WASHINGTON — The House is scheduled to be back in session Wednesday with a vote expected in the evening on a spending package that, if approved and signed by President Trump, will end the longest government shutdown in U.S. history.
The legislation, which the Senate passed Monday night, is expected to narrowly pass the House, where Republicans hold a slim majority. House Democrats are largely anticipated to oppose the deal, which does not include a core demand: an extension to Affordable Care Act healthcare tax credits that are set to expire at the end of the year.
Speaker Mike Johnson (R-La.) said he believes the deal is poised to pass by the end of the day.
“We believe the long national nightmare will be over tonight,” Johnson told reporters in Washington. “It was completely and utterly foolish and pointless.”
Trump has indicated he will sign the bill into law as soon as it reaches his desk — a commitment the White House reiterated on Wednesday ahead of the floor vote.
“President Trump looks forward to finally ending this devastating Democrat shutdown with his signature and we hope that signing will take place later tonight,” White House Press Secretary Karoline Leavitt said at a news briefing.
House Democrats met ahead of the floor vote, and discussed plans to force a vote on extending the expiring healthcare tax credits for three years.
House Minority Leader Hakeem Jeffries told reporters Wednesday that he would push for a petition that would force the floor vote, though it is unclear whether it would have enough support from Republicans. To force a floor vote, the petition needs 218 signatures.

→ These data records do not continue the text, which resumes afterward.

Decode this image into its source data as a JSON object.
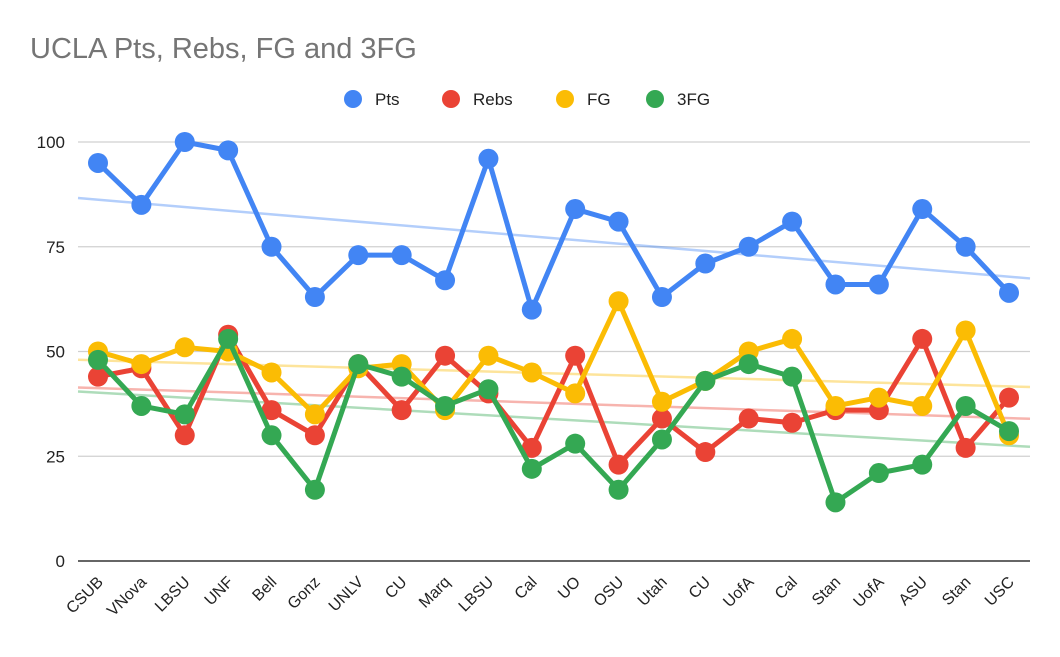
{
  "chart_data": {
    "type": "line",
    "title": "UCLA Pts, Rebs, FG and 3FG",
    "xlabel": "",
    "ylabel": "",
    "ylim": [
      0,
      100
    ],
    "yticks": [
      0,
      25,
      50,
      75,
      100
    ],
    "grid": true,
    "legend_position": "top",
    "trendlines": true,
    "categories": [
      "CSUB",
      "VNova",
      "LBSU",
      "UNF",
      "Bell",
      "Gonz",
      "UNLV",
      "CU",
      "Marq",
      "LBSU",
      "Cal",
      "UO",
      "OSU",
      "Utah",
      "CU",
      "UofA",
      "Cal",
      "Stan",
      "UofA",
      "ASU",
      "Stan",
      "USC"
    ],
    "series": [
      {
        "name": "Pts",
        "color": "#4285f4",
        "values": [
          95,
          85,
          100,
          98,
          75,
          63,
          73,
          73,
          67,
          96,
          60,
          84,
          81,
          63,
          71,
          75,
          81,
          66,
          66,
          84,
          75,
          64
        ]
      },
      {
        "name": "Rebs",
        "color": "#ea4335",
        "values": [
          44,
          46,
          30,
          54,
          36,
          30,
          47,
          36,
          49,
          40,
          27,
          49,
          23,
          34,
          26,
          34,
          33,
          36,
          36,
          53,
          27,
          39
        ]
      },
      {
        "name": "FG",
        "color": "#fbbc04",
        "values": [
          50,
          47,
          51,
          50,
          45,
          35,
          46,
          47,
          36,
          49,
          45,
          40,
          62,
          38,
          43,
          50,
          53,
          37,
          39,
          37,
          55,
          30
        ]
      },
      {
        "name": "3FG",
        "color": "#34a853",
        "values": [
          48,
          37,
          35,
          53,
          30,
          17,
          47,
          44,
          37,
          41,
          22,
          28,
          17,
          29,
          43,
          47,
          44,
          14,
          21,
          23,
          37,
          31
        ]
      }
    ]
  }
}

If the tax credits expire, premiums will more than double on average for more than 20 million Americans who use the healthcare marketplace, according to independent analysts at the research firm KFF.
The spending bill, if approved, will fund the government through Jan. 30 and reinstate federal workers who were laid off during the shutdown. It will also guarantee back pay for federal employees who were furloughed or who were working without pay during the budget impasse.
Passage of the bill would mark a crucial moment on the 43rd day of the shutdown, which left thousands of federal workers without pay, millions of Americans uncertain on whether they would receive food assistance and travelers facing delays at airports across the country.
Ahead of the floor vote, House Democrats were still trying to find ways to consider a vote to extend the expiring healthcare subsidies.
House Democrats have also criticized a provision in the funding bill that would allow senators to sue the federal government if their phone records are obtained without them being notified.
The provision, which is retroactive to 2022, appears to be tailored for eight Republican senators who last month found their phone records have been accessed as part of a Biden-era investigation into the attack on the U.S. Capitol on Jan. 6, 2021.
Some House Republicans were caught off guard by the provision.
House Appropriations Chair Tom Cole (R-Okla.) said at a committee hearing on Tuesday night that he was “surprised” to see the language tucked in the bill, but said he still supported a bill to end the shutdown.
“Do I think it needs to be in the funding bill? Not particularly,” Cole said. “But do I think getting the government open is important? Yes I do.”
A final vote is expected to begin after 4 p.m. EST — after Johnson swears in Adelita Grijalva (D-Ariz.), who was elected seven weeks ago. Once sworn in, Grijalva is set to become the final vote needed to force a floor vote on a petition demanding the Trump administration release files connected to Jeffrey Epstein.
The swearing-in ceremony will soon lay the groundwork for a House vote that Trump has long tried to avoid. It would come as the Epstein saga was reignited on Wednesday morning when Democrats on the House Oversight Committee released new emails in which the late sex trafficker said Trump “spent hours” with a victim at his house and Trump “knew about the girls.”
The emails were part of a trove of 23,000 documents from Epstein’s estate released to the committee. House Republicans publicly released all the records shortly after Democrats released some of the emails.
Trump addressed the emails directly in a social media post in which he accused Democrats of “trying to bring up the Jeffrey Epstein Hoax again because of how badly they’ve done on the Shutdown.”
“There should be no deflections to Epstein or anything else, and any Republicans involved should be focused only on opening our Country, and fixing the massive damage caused by the Democrats!” Trump wrote.